Помните, как мастерски описал Толстой путь Анны на вокзал в день трагедии? «Борьба за существование и ненависть — одно, что связывает людей» стало в эти часы ее idee fixe. Все встречные казались ей отвратительными, уродливыми и затевающими какое-то гадкое дело. Это — типичная черта демонического одержания. И причина одержания ясна: Анна жила во грехе, бросив мужа, совершив клятвопреступление, постоянно снедаемая подозрениями и муками ревности к Вронскому. Из такого состояния души есть два выхода: или глубокое раскаяние в содеянном и возненавидение греха, или — смерть. Раскаяние пришло, но в момент смерти. Последние слова Анны, уже под колесами вагона: «Господи, прости мне всё!»

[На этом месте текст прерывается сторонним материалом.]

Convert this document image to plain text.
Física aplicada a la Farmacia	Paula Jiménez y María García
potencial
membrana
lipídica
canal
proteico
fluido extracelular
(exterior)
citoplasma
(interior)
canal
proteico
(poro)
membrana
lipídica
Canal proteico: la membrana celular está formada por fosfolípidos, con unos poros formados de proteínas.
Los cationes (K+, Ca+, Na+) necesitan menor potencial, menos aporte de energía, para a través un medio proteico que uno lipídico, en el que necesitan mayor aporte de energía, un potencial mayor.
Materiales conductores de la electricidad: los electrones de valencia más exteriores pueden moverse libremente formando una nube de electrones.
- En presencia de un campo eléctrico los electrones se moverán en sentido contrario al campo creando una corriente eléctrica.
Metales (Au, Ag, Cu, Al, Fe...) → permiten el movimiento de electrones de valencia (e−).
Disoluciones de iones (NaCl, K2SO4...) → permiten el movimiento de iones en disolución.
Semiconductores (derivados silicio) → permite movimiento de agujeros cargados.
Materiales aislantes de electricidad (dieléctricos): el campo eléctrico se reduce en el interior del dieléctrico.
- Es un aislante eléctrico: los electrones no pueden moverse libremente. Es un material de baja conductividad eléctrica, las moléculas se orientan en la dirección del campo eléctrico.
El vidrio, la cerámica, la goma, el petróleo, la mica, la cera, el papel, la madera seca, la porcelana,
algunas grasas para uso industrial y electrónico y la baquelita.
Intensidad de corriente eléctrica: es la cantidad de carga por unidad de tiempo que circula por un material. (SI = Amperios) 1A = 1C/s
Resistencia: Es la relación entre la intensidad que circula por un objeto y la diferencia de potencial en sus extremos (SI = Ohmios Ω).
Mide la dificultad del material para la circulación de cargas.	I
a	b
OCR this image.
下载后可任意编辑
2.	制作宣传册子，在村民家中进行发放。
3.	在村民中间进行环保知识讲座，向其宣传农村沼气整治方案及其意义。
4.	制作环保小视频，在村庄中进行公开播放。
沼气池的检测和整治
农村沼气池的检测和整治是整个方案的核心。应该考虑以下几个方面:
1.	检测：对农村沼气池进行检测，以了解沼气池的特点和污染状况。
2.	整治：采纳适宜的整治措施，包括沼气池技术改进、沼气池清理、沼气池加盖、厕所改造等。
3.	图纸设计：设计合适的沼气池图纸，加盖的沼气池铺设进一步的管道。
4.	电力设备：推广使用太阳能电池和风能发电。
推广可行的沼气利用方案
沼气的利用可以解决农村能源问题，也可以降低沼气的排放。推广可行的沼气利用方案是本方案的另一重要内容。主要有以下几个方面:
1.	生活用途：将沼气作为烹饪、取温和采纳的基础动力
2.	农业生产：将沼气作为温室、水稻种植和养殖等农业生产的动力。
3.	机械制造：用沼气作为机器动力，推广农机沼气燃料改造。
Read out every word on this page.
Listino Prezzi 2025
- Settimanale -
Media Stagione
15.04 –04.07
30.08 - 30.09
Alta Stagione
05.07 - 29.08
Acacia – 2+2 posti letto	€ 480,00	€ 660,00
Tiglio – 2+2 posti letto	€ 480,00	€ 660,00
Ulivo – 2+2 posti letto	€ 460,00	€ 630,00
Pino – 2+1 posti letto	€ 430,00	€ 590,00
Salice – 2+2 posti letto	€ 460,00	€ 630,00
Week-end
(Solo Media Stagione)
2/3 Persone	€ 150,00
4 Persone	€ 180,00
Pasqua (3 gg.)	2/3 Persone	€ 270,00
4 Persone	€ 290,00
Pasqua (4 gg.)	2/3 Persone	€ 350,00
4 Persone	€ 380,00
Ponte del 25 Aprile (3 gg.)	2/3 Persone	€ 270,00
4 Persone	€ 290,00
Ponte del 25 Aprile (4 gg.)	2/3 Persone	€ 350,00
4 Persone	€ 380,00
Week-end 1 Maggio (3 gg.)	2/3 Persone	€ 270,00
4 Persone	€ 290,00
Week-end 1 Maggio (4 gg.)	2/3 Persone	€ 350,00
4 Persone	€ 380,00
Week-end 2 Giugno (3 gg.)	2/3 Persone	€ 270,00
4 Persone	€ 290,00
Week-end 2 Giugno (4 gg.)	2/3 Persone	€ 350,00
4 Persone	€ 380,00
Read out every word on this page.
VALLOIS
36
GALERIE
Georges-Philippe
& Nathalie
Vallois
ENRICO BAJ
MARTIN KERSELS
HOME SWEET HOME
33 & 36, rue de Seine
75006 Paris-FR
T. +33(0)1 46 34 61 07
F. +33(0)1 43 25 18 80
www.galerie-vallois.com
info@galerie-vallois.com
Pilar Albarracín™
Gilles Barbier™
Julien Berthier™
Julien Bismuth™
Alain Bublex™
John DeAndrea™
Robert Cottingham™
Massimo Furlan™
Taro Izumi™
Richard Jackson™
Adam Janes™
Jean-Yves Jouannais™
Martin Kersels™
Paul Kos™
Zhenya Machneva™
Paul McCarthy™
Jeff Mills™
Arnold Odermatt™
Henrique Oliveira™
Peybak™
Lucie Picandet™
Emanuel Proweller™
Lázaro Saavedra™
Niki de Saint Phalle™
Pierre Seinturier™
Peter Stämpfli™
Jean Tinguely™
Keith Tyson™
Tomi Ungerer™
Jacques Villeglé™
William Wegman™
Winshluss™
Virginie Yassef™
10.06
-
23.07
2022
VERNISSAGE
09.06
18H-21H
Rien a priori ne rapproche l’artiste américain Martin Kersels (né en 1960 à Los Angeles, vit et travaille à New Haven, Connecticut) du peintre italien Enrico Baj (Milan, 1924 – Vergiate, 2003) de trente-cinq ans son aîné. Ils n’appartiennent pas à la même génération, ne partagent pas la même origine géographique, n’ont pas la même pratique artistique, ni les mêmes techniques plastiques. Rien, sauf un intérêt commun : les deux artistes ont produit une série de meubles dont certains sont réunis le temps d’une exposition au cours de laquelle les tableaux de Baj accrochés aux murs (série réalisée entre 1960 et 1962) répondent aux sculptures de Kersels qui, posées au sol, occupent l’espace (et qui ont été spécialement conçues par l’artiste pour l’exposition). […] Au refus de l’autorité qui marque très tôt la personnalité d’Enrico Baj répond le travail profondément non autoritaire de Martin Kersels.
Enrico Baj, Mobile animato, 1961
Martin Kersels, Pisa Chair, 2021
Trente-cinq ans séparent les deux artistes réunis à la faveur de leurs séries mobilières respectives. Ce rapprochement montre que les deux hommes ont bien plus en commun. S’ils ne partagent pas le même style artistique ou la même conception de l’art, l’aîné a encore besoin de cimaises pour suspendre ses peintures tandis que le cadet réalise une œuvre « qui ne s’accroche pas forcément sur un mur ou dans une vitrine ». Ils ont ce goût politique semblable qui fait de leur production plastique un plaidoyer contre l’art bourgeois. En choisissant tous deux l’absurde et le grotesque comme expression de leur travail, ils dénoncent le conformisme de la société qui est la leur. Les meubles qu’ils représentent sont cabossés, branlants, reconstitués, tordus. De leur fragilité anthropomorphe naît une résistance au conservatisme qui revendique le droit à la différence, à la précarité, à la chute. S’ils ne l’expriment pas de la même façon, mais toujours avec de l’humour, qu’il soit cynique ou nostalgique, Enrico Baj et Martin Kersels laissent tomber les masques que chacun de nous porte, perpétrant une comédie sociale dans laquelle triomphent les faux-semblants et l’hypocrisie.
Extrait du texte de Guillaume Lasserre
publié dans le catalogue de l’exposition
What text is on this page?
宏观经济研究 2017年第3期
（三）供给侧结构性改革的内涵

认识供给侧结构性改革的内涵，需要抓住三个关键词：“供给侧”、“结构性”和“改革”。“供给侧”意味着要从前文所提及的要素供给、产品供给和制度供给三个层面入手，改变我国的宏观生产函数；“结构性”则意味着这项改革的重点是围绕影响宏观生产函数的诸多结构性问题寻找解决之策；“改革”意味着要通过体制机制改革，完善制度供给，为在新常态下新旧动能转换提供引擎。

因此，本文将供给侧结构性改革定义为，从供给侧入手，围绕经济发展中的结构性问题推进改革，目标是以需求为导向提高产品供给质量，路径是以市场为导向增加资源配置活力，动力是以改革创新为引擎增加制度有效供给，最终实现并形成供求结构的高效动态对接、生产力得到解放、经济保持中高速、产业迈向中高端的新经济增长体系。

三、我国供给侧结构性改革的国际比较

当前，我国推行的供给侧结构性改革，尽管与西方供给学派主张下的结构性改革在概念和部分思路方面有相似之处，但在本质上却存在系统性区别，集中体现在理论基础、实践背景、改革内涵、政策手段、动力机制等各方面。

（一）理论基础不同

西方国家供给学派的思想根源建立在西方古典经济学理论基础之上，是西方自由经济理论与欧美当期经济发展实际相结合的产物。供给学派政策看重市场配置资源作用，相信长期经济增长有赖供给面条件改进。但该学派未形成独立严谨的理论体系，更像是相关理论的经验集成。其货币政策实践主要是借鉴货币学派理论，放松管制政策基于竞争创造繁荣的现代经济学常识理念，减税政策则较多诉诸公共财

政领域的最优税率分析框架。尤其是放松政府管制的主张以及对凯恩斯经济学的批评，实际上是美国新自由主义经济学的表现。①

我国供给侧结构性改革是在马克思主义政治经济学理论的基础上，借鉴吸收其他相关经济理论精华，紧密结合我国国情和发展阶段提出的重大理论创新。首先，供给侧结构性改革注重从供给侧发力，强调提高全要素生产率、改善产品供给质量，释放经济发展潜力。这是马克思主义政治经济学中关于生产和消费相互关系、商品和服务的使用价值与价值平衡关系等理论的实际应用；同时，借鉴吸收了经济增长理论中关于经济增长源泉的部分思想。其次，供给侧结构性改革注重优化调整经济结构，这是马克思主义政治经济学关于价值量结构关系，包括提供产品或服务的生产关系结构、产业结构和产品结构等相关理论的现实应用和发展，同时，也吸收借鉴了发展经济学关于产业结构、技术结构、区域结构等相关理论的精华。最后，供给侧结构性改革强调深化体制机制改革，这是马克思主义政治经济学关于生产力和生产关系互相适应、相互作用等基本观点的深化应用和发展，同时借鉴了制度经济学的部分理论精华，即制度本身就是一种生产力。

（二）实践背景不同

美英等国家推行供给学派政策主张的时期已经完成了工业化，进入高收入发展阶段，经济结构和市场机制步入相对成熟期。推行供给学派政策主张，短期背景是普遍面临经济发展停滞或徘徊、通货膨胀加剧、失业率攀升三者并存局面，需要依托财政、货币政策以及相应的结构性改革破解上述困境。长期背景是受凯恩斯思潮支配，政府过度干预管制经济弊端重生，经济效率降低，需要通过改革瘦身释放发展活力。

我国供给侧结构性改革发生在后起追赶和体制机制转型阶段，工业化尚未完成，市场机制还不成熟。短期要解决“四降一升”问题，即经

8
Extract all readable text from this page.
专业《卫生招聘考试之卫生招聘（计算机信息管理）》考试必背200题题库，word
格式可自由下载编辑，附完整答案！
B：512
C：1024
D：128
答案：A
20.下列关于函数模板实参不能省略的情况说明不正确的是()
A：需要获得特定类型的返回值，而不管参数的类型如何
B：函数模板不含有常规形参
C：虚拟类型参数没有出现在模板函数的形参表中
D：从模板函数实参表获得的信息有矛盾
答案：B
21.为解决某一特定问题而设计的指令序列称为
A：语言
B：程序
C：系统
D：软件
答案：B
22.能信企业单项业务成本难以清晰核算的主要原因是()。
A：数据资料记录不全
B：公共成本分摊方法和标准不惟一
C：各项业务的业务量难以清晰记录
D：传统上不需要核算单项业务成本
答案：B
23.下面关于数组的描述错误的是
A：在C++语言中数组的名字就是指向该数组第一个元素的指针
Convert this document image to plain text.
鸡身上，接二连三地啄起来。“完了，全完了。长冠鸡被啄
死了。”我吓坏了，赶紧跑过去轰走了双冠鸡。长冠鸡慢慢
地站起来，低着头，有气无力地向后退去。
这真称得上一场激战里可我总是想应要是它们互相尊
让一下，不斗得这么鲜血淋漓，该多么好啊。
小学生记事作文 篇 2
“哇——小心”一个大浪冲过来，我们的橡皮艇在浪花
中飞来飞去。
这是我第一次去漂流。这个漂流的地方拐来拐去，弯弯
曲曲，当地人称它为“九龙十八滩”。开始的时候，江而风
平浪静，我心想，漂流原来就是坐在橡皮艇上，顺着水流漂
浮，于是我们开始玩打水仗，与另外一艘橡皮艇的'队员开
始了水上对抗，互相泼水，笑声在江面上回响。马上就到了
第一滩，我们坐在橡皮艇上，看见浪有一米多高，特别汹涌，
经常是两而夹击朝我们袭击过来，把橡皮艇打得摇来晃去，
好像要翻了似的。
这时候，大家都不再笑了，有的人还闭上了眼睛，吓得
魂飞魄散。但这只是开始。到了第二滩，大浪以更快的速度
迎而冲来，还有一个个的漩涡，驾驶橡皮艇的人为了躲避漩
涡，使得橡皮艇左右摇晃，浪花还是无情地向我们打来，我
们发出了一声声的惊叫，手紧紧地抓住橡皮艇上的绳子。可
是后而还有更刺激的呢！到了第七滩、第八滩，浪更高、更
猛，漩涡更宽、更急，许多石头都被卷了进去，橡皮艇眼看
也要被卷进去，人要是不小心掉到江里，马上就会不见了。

Вы полагаете чувство Анны к Вронскому «внезапным пробуждением женского сердца», просто чувством, прекрасным самим по себе. Но Толстой не случайно ведет в романе два женских сердца — Анны и Кити. Сердце Кити пробуждается Левиным на добро и жизнь. Сердце Анны — графом Вронским — на зло и смерть. И не случайно в их последней встрече Кити думает об Анне с любовью, а Анна о Кити — с ненавистью. Любовь бывает разная. Демоническая любовь эгоистична до самоистребления и ненависти, божественная любовь — жертвенна, до отдания своей жизни ради другого. «Моя любовь всё делается страстнее и себялюбивее», — думает Анна по дороге на вокзал. Она вовсе не жертвует собой ради любимого, она желает самой своей смертью досадить Вронскому и избавиться от муки греха. «Туда! — говорила она себе, глядя в тень вагона на смешанный с углем песок, которым были засыпаны шпалы, — туда, на самую середину, и я накажу его и избавлюсь от всех и от себя». В таком чувстве нет ничего от «белого огня Божьей любви». Если уж на манер Цветаевой цветить огни, то это — черное пламя ада.

Желая подтвердить божественный источник любви Анны, Вы призываете имя другой одержимой страстью женщины, вспоминая Федру у Еврипида и Расина. Но две эти Федры — очень разные героини. «Федра» Расина — утверждение нравственного закона, о чем в предуведомлении пишет сам трагик: «Страсти изображаются с единственной целью показать, какое они порождают смятение, а порок рисуется красками, которые позволяют тотчас распознать и возненавидеть его уродство. Собственно, это и есть та цель, которую должен ставить перед собой каждый, кто творит для театра...» Федра Расина — жертва демонической страсти к пасынку, насланной на нее разгневанной Афродитой. Она предпочитает смерть позору и умирает не ради любви и любимого, но от стыда за свою любовь и желая хотя бы смертью победить ее. «Позор моей любви, позор моей измены меня преследует... Смерть! Вот прибежище от всех моих несчастий».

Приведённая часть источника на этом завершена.